#108 – River of Stars, by Guy Gavriel Kay
- Read: 10/12/16 – 10/15/16
- Provenance: Owned (paperback)
- Challenge: Mount TBR Challenge 2016 (1/12)
- Rating: 5/5 stars
I saw this book on display at Barnes & Noble when it was first published, and I immediately wanted it. The cover’s so pretty, and it’s by one of my favorite authors–Kay acquired that status after I picked up an extremely battered copy of Tigana at a used book shop and fell in love.
The title made it onto my wish list, and I received it for Christmas last year. I only got around to reading it now that I’m trying to tackle some of the older books in my TBR. (This one was #2, behind another Kay book I don’t own.)
WHY DID IT TAKE ME SO LONG TO READ THIS?
Maybe because I read Under Heaven last year and wasn’t blown away by it. River of Stars takes place in the same setting, an alternate-history China, though hundreds of years later, and it was nice to recognize allusions to the events of the first book, but they were so slight this could easily be read as a standalone.
Anyway, time to sing some praises. The prose was slow-paced in the best possible way: stately, even dignified, as would be appropriate for a tale about political intrigue in the imperial court. But there was a wry (parenthetical) undertone that peeked out from time to time, as if a dark-humored narrator couldn’t help but be amused at the characters when they took themselves too seriously. I know it amused me!
I flew through this 600+ page novel in barely three days, it was so gripping. I highly recommend it to fans of historical fiction and fantasy.
#109 – Beyond Control, by Kit Rocha
- Read: 10/15/16 – 10/16/16
- Provenance: Owned (ebook)
- Rating: 4/5 stars
For once, I like a romance-series sequel as much as I liked the first-in-series. It doesn’t happen often.
But the dystopian setting only gets better-developed as we watch the power-struggle-turned-love-story between the two leads, both strong alpha-type personalities. To say sparks fly is an understatement.
And the steamy bits continue to be extremely steamy. I’d fan myself with the book, except that doesn’t really work with a Kindle.
I look forward to reading the next title, which I intend to do soon.
#110 – Disrupted: My Misadventure in the Start-Up Bubble, by Dan Lyons
- Read: 10/16/16 – 10/17/16
- Provenance: Borrowed from family
- Rating: 2/5 stars
Okay, my feelings about this book are complicated and difficult to unpack, but I’ll try.
On the one hand, it’s fascinating, at times, getting a glimpse behind the curtain at what really goes on at (some of) these super-hyped tech start-ups. I learned an awful lot about the craziness behind venture capital investing, sales and marketing, and Silicon Valley tech culture.
On the other hand, I just got all that information in the form of a tell-all book by a man who often comes across in the narrative as a colossal jerk.

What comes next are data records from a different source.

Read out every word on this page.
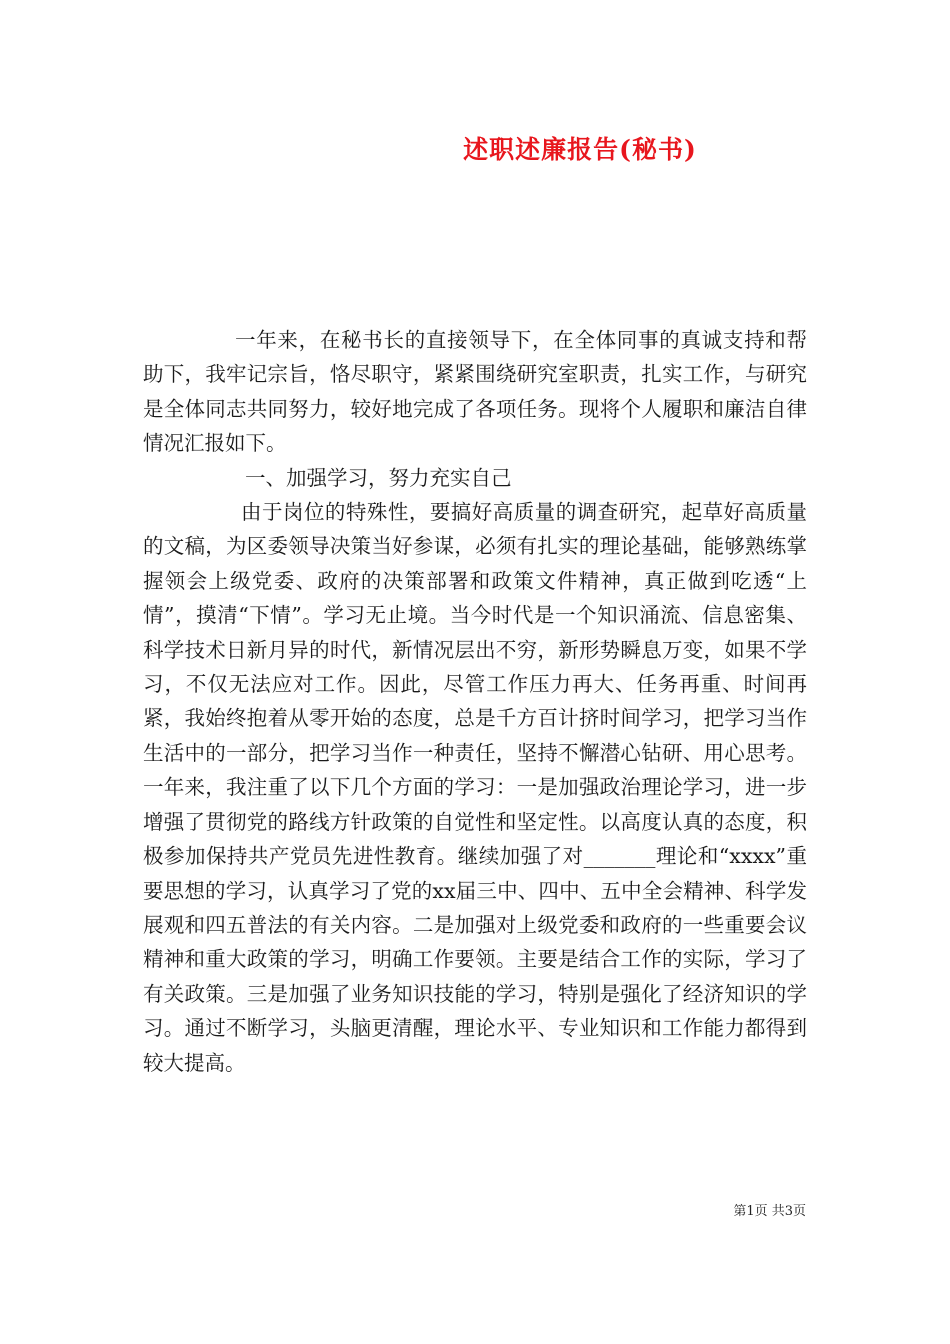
述职述廉报告(秘书)

一年来，在秘书长的直接领导下，在全体同事的真诚支持和帮助下，我牢记宗旨，恪尽职守，紧紧围绕研究室职责，扎实工作，与研究是全体同志共同努力，较好地完成了各项任务。现将个人履职和廉洁自律情况汇报如下。

一、加强学习，努力充实自己

由于岗位的特殊性，要搞好高质量的调查研究，起草好高质量的文稿，为区委领导决策当好参谋，必须有扎实的理论基础，能够熟练掌握领会上级党委、政府的决策部署和政策文件精神，真正做到吃透“上情”，摸清“下情”。学习无止境。当今时代是一个知识涌流、信息密集、科学技术日新月异的时代，新情况层出不穷，新形势瞬息万变，如果不学习，不仅无法应对工作。因此，尽管工作压力再大、任务再重、时间再紧，我始终抱着从零开始的态度，总是千方百计挤时间学习，把学习当作生活中的一部分，把学习当作一种责任，坚持不懈潜心钻研、用心思考。一年来，我注重了以下几个方面的学习：一是加强政治理论学习，进一步增强了贯彻党的路线方针政策的自觉性和坚定性。以高度认真的态度，积极参加保持共产党员先进性教育。继续加强了对_______理论和“xxxx”重要思想的学习，认真学习了党的xx届三中、四中、五中全会精神、科学发展观和四五普法的有关内容。二是加强对上级党委和政府的一些重要会议精神和重大政策的学习，明确工作要领。主要是结合工作的实际，学习了有关政策。三是加强了业务知识技能的学习，特别是强化了经济知识的学习。通过不断学习，头脑更清醒，理论水平、专业知识和工作能力都得到较大提高。

第1页 共3页
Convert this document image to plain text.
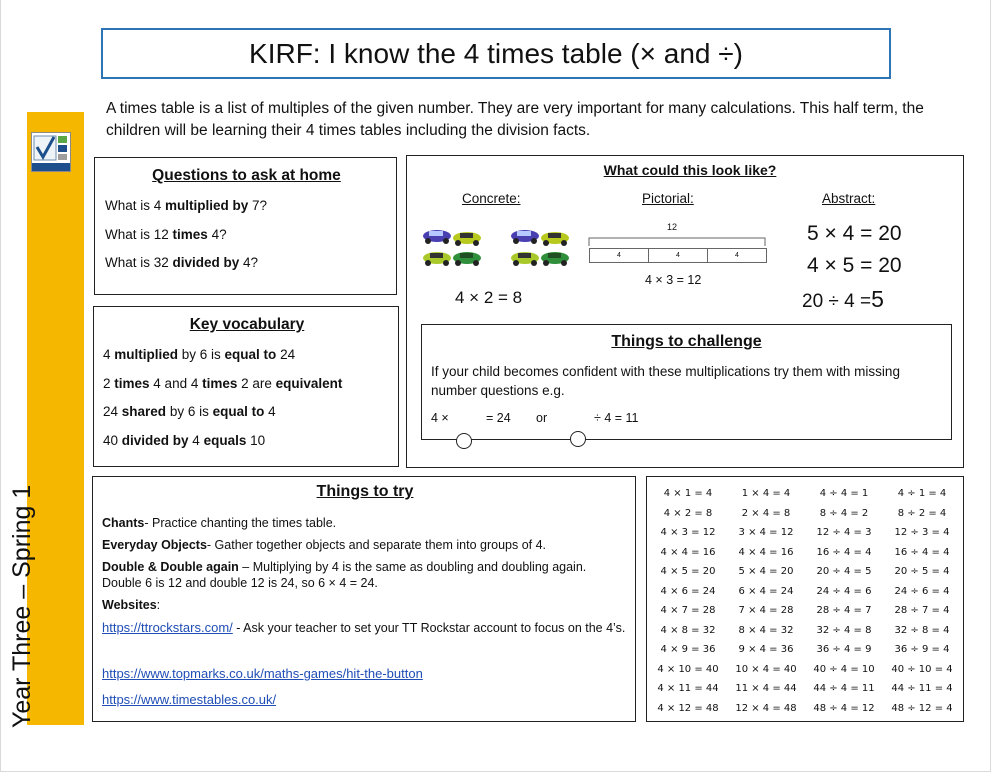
KIRF: I know the 4 times table (× and ÷)
A times table is a list of multiples of the given number. They are very important for many calculations. This half term, the children will be learning their 4 times tables including the division facts.
Year Three – Spring 1
Questions to ask at home
What is 4 multiplied by 7?
What is 12 times 4?
What is 32 divided by 4?
What could this look like?
Concrete:	Pictorial:	Abstract:
4 × 2 = 8
12
4	4	4
4 × 3 = 12
5 × 4 = 20
4 × 5 = 20
20 ÷ 4 =5
Things to challenge
If your child becomes confident with these multiplications try them with missing number questions e.g.
4 ×	= 24 or	÷ 4 = 11
Key vocabulary
4 multiplied by 6 is equal to 24
2 times 4 and 4 times 2 are equivalent
24 shared by 6 is equal to 4
40 divided by 4 equals 10
Things to try
Chants- Practice chanting the times table.
Everyday Objects- Gather together objects and separate them into groups of 4.
Double & Double again – Multiplying by 4 is the same as doubling and doubling again. Double 6 is 12 and double 12 is 24, so 6 × 4 = 24.
Websites:
https://ttrockstars.com/ - Ask your teacher to set your TT Rockstar account to focus on the 4’s.
https://www.topmarks.co.uk/maths-games/hit-the-button
https://www.timestables.co.uk/
4 × 1 = 4	1 × 4 = 4	4 ÷ 4 = 1	4 ÷ 1 = 4
4 × 2 = 8	2 × 4 = 8	8 ÷ 4 = 2	8 ÷ 2 = 4
4 × 3 = 12	3 × 4 = 12	12 ÷ 4 = 3	12 ÷ 3 = 4
4 × 4 = 16	4 × 4 = 16	16 ÷ 4 = 4	16 ÷ 4 = 4
4 × 5 = 20	5 × 4 = 20	20 ÷ 4 = 5	20 ÷ 5 = 4
4 × 6 = 24	6 × 4 = 24	24 ÷ 4 = 6	24 ÷ 6 = 4
4 × 7 = 28	7 × 4 = 28	28 ÷ 4 = 7	28 ÷ 7 = 4
4 × 8 = 32	8 × 4 = 32	32 ÷ 4 = 8	32 ÷ 8 = 4
4 × 9 = 36	9 × 4 = 36	36 ÷ 4 = 9	36 ÷ 9 = 4
4 × 10 = 40	10 × 4 = 40	40 ÷ 4 = 10	40 ÷ 10 = 4
4 × 11 = 44	11 × 4 = 44	44 ÷ 4 = 11	44 ÷ 11 = 4
4 × 12 = 48	12 × 4 = 48	48 ÷ 4 = 12	48 ÷ 12 = 4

I’m sympathetic to him in many respects. I’ve experienced culture clash at jobs before. I’ve worked for abusive superiors. I’ve suffered microaggressions from my coworkers.
But then, sometimes it was hard to take his side. Those microaggressions he talked about? Ageism, for being fifty-something in a company full of twenty-somethings. Is that uncomfortable? I imagine it is. But how does that really stack up to the constant harassment I’ve faced for being a woman? Lyons comes off as whiny, especially when he turns around and constantly takes jibes at his coworkers for their age-related lack of intelligence, because obviously young people are stupid, right?
I’d be thrilled if I had made it to fifty-something in the job market without dealing with microaggressions. Guess what? I lost that bet at my very first job, when I was seventeen and some customers at my restaurant tried to guess whether I was a virgin or not, when all I’d done was smile and ask “How can I help you?”
Sorry, dude, I’m not going to tear up because a few of your coworkers made cracks about your gray hair.
Lyons does step back from himself from time to time, acknowledging the company’s extreme lack of diversity and recognizing it for what it was–sanctioned discrimination: racism, sexism, and ageism under the hand-waving term “culture fit.” He derides the happy-go-lucky, bubblegum-and-rainbows attitude the company tried to promote, and that all the younger employees seem to live and breathe. And yes, since I’m more than a bit of a cynic, I’m with him there, I wouldn’t want to drink that Kool-Aid.
But again and again, he recognizes opportunities to leave the company, and again and again, he doesn’t take them, choosing to try to tough it out, even though he knows he’s not on board with how things are run. That makes it hard for me to swallow his constant sense of entitlement, that he deserves better than what the company is giving him, that he’s being asked to do a shit job that’s beneath him. Yeah, buddy, but it’s what they’re paying you to do, so either do it, or leave.